タレントが求める感覚を共有する芸能マネージャー
“芸能マネージャー”と言っても、その役割や姿勢は芸能プロダクションの方針や芸能マネージャーそれぞれに違いがあります。
しかし、キャリアトレインの就職・転職サポート面談でお話するほとんど芸能マネージャー希望者はこのようなことを言います。
「タレントを支えたい」
「タレントを育てたい」
「タレントを売り出したい」
「タレントをプロデュースしたい」
どれも間違いではありません。
ただ、多くの芸能プロダクションの人事担当者と話してきた経験から言わせていただくと、芸能プロダクションやタレント本人が【求める芸能マネージャー像】は上記のようなことではないようです。
芸能マネージャーの役割
新人マネージャーにいきなり特定のタレントを担当させることはあまりありません。
仕事を知らないうちに任せることは出来ないということもありますが、何よりもタレントとの信頼関係が築けていないことが理由です。

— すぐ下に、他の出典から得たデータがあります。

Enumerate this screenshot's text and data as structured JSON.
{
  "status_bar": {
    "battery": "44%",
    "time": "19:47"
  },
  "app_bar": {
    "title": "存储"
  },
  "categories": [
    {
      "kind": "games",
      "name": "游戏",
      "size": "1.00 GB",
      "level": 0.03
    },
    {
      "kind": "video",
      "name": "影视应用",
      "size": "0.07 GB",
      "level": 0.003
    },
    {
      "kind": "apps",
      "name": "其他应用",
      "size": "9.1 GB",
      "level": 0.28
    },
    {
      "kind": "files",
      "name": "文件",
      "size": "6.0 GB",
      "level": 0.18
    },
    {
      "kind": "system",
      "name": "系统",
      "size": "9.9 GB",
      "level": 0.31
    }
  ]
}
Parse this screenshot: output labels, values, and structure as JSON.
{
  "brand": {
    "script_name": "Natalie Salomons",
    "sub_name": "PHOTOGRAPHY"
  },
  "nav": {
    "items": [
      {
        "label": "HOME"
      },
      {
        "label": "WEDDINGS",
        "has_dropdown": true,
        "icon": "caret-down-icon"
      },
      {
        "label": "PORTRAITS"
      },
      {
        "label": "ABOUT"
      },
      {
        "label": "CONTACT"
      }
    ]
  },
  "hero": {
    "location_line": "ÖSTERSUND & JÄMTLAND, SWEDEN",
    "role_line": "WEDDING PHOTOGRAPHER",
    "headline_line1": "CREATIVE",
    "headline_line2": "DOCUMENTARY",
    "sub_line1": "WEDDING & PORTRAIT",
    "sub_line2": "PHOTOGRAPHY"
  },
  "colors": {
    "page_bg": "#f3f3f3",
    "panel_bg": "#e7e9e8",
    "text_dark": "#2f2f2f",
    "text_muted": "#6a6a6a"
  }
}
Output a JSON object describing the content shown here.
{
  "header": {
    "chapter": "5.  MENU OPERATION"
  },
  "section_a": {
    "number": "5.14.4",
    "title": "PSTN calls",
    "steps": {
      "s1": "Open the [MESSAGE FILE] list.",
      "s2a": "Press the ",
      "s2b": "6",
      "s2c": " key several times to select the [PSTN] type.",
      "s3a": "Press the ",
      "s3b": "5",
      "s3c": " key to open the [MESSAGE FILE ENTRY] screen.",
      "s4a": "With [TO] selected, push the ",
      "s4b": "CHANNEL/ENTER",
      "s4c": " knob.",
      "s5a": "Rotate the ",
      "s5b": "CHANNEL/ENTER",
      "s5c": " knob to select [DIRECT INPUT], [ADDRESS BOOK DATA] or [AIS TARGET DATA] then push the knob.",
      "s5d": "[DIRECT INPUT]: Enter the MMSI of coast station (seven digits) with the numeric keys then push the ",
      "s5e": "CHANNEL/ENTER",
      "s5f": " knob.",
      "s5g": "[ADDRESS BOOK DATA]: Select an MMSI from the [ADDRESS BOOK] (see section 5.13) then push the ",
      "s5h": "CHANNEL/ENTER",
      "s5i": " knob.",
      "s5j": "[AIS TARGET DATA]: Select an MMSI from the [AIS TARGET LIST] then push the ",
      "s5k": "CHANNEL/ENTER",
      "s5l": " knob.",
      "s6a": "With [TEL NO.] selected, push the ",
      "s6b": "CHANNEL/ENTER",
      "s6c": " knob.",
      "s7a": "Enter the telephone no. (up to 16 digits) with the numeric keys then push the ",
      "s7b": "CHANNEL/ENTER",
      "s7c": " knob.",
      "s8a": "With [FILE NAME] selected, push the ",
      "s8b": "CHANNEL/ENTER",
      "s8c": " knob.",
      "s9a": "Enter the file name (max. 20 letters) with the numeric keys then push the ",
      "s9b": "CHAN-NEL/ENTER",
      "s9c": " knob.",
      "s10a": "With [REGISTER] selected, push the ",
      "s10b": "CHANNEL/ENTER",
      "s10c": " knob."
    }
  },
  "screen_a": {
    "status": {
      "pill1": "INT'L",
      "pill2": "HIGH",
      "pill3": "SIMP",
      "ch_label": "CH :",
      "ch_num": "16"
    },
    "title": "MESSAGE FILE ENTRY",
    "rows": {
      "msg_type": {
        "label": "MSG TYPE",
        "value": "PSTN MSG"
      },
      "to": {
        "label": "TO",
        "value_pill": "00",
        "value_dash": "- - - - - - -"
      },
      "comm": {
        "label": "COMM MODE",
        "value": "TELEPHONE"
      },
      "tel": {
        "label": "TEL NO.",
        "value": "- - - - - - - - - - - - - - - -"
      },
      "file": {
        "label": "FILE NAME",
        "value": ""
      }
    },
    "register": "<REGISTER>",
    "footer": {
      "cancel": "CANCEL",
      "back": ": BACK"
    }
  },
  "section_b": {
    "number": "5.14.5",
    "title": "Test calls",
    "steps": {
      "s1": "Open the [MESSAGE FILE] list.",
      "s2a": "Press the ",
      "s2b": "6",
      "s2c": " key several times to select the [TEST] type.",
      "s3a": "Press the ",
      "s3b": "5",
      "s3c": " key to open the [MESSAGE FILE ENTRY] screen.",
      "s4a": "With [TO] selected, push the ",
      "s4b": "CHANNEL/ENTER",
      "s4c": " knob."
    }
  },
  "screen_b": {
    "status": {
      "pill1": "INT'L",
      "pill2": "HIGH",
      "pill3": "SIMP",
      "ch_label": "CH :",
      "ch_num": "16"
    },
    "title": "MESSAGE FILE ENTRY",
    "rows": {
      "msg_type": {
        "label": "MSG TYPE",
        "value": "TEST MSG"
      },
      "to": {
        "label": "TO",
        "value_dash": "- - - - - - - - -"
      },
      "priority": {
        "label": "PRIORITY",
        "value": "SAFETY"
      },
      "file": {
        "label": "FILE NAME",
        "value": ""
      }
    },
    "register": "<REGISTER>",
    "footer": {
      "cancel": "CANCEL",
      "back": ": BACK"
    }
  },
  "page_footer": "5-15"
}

芸能マネージャーには大きく2つの立ち位置があります。
付き人
タレントの身の回りの世話をしながら、自らも表舞台に立とうとする付き人もいます。よくお笑い芸人や伝統芸能の世界で弟子入りする話があるかと思いますが、付き人として師弟関係を結びます。自らも表舞台に立つ目的のない付き人もたくさんいます。やはり営業的な役割ではなく、タレントの身の回りの世話が中心です。
営業マネージャー
『タレントと感覚を共有するマネージャー』である必要があります。
単に仕事を取ってくる芸能マネージャーも芸能プロダクションによっては大きな役割を担いますが、タレントが何を考え、希望し、どういった方向性で進んで行くのかを把握していないマネージャーでは信頼関係は築けません。タレントをマネージメントするということは、取ってきた仕事をこなさせることではありません。タレントにとってのベストを見つけ出し、企画提案していくことがマネージメントと言えます。
芸能マネージャーに必要な・・・
『タレントと感覚を共有する』にはオールマイティな探究心と感性が必要となります。
テレビ番組・映画・舞台・本、アニメなど、エンタメコンテンツに精通しなければなりません。
タレントが「あの本のあの役は誰がハマるかな?」と聞いてきたとします。
マネージャーは蓄えてきた知識と、磨いてきた感性で答えられなければ話になりません。
ある芸能プロダクションの面接では「1週間で本を何冊読むか?」という質問がありました。
芸能マネージャー希望の皆さんはどうでしょう?
その芸能プロダクションのマネージャーは、小説ならば1週間に2~3冊は当たり前とのこと。
しかもただ読むだけじゃありません。
自社のタレントにハマるであろう登場人物を常にイメージし、企画に活かそうと虎視眈々と読書をしているのです。
多忙な毎日の中でそんなことが出来るのは「好きだから」です。
仕事の為に興味を持てと言って出来ることでもありません。
未経験で芸能マネージャーとしてスタートした場合、「タレントを支える」どころか、タレントにマネージャーが育ててもらう状態です。
「プロデュースしたい」とかこしゃくなことを言う前に、タレントに負けないエンタメへの興味を培うことが大切です。